Innovation phytosanitaire : améliorer la nature

Plante goupillon, ou rince-bouteille (Callistemon Citrinus)

Les jardiniers le savent : nombre de variétés de plantes ne supportent pas le voisinage d’autres plantes. Ce constat peut aussi inspirer les chercheurs occupés à développer de nouveaux produits phytosanitaires.

Les mauvaises herbes peuvent réduire d’environ 10% en moyenne les rendements agricoles. Voilà pourquoi l’industrie phytosanitaire s’emploie à développer des substances actives toujours  plus efficaces contre les mauvaises herbes. Les exigences de cette lutte sont multiples. Les herbicides doivent être très efficients et spécifiques, agir autant que possible sur un large spectre de mauvaises herbes sans nuire aux plantes de culture. Ils doivent aussi garantir une sécurité d’utilisation pour l’être humain et l’environnement.

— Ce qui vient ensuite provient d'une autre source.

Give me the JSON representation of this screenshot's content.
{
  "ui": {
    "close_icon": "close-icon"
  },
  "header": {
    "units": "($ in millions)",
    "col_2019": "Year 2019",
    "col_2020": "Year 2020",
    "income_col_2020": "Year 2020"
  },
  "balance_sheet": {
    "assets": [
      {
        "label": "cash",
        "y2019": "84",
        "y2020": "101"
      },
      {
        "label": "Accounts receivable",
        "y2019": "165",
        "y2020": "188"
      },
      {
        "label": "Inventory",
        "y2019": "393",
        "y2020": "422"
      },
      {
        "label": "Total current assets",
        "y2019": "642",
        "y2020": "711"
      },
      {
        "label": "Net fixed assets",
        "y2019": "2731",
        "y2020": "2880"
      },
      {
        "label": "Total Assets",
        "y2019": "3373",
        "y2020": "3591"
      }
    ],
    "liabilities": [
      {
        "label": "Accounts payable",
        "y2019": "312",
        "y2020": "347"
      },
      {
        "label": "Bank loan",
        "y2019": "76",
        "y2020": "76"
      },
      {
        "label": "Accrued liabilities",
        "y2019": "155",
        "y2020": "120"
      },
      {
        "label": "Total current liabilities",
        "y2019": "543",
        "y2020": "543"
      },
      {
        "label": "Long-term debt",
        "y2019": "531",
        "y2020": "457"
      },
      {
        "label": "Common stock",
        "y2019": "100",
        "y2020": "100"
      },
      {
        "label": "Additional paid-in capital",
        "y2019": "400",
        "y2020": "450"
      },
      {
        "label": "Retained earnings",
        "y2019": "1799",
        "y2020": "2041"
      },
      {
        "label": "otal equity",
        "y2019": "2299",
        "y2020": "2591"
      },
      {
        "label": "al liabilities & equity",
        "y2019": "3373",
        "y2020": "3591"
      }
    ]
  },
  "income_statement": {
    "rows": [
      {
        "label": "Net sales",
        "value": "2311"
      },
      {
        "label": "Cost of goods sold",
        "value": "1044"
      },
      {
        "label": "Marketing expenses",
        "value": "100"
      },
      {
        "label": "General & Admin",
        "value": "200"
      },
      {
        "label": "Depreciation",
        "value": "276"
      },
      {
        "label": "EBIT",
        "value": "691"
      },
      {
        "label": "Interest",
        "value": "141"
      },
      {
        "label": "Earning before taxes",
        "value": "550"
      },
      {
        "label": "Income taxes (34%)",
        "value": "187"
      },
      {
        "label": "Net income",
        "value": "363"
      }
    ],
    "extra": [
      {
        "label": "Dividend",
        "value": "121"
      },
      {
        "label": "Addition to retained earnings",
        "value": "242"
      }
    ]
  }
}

A ce propos, il arrive aussi que la nature elle-même mette les chercheurs sur la piste de nouvelles substances.

En 1977, le chimiste californien Reed Gray constata qu’il n’y avait pratiquement aucune mauvaise herbe parmi ses plantes goupillons (Callistemon Citrinus) – en tout cas beaucoup moins que la situation ombragée de la plantation ne pouvait éventuellement l’expliquer. Sa curiosité fut piquée. Gray, qui travaillait dans la section de recherches d’une société fabriquant des produits phytosanitaires, préleva des échantillons de sol et les fit analyser en laboratoire. Il découvrit que les plantes goupillons sécrétaient une substance ayant la particularité d’inhiber la croissance d’autres plantes. Des analyses chimiques permirent d’identifier celle-ci comme le leptospermon. Chez les autres plantes, il bloque la production de caroténoïdes, qui ont un effet protecteur contre la lumière, effet sans lequel les plantes sont décolorées par la lumière solaire et finissent par dépérir.

Des recherches ultérieures ont montré que le leptospermon élaboré par la nature peut être utilisé comme herbicide contre les mauvaises herbes. En 1980, un brevet avait même été déposé pour cette application. Il en faut toutefois de grandes quantités (jusqu’à 9 kilos par hectare), ce qui le rend trop coûteux par rapport aux produits habituels. En outre, son spectre d’action est étroit. Les chercheurs ont donc poursuivi leurs efforts et sont parvenus à synthétiser en laboratoire, en s’inspirant de la structure chimique du leptospermon, un grand nombre de liaisons similaires dont ils ont étudié les propriétés. Certaines d’entre elles se sont révélées comme des herbicides très actifs, mais si puissants qu’ils affectent aussi des plantes utiles. D’autres candidats tout d’abord prometteurs ont montré par la suite des caractéristiques désavantageuses, comme une biodégradabilité trop lente ou des risques possibles pour la santé humaine

Onze ans après la première identification du leptospermon par Reed Gray et après de nombreuses tentatives infructueuses et phases d’amélioration, une nouvelle substance active de structure apparentée a été synthétisée : le mesotrion. A raison de quelque 75-225 g/hectare selon les applications, elle est de 50 à 100 fois plus efficace que le leptospermon. De plus, son action très spécifique permet de contrôler efficacement la pousse des mauvaises herbes à feuille large dans les champs de maïs. Les autres critères relatifs à la sécurité de l’environnement et à la santé humaine ont été positifs, eux aussi, de sorte que la substance a pu être commercialisée dès 2001 par Syngenta sur les marchés américain et européen du maïs. La désignation de l’herbicide, CALLISTO®, rappelle la propriété de la plante Callistemon Citrinus. Grâce à des perfectionnements supplémentaires et des combinaisons avec diverses substances actives, l’efficacité du mesotrion n’a cessé d’être améliorée depuis lors.

Le développement de nouvelles substance actives utilisées dans la lutte phytosanitaire exige d’énormes efforts. En moyenne, plus de 150000 substances doivent être testées avant que les spécialistes ne puissent retenir quelques candidats adéquats et il faut compter aujourd’hui une durée de 11 ans et plus de 280 millions US$ d’investissements pour mettre sur le marché une nouvelle substance active. C’est à ce prix que l’industrie phytosanitaire parvient à soutenir les agriculteurs dans leurs tâches exigeantes par de nouveaux produits, tout en respectant les impératifs toujours plus rigoureux auxquels sont soumis les substances destinées à protéger les plantes.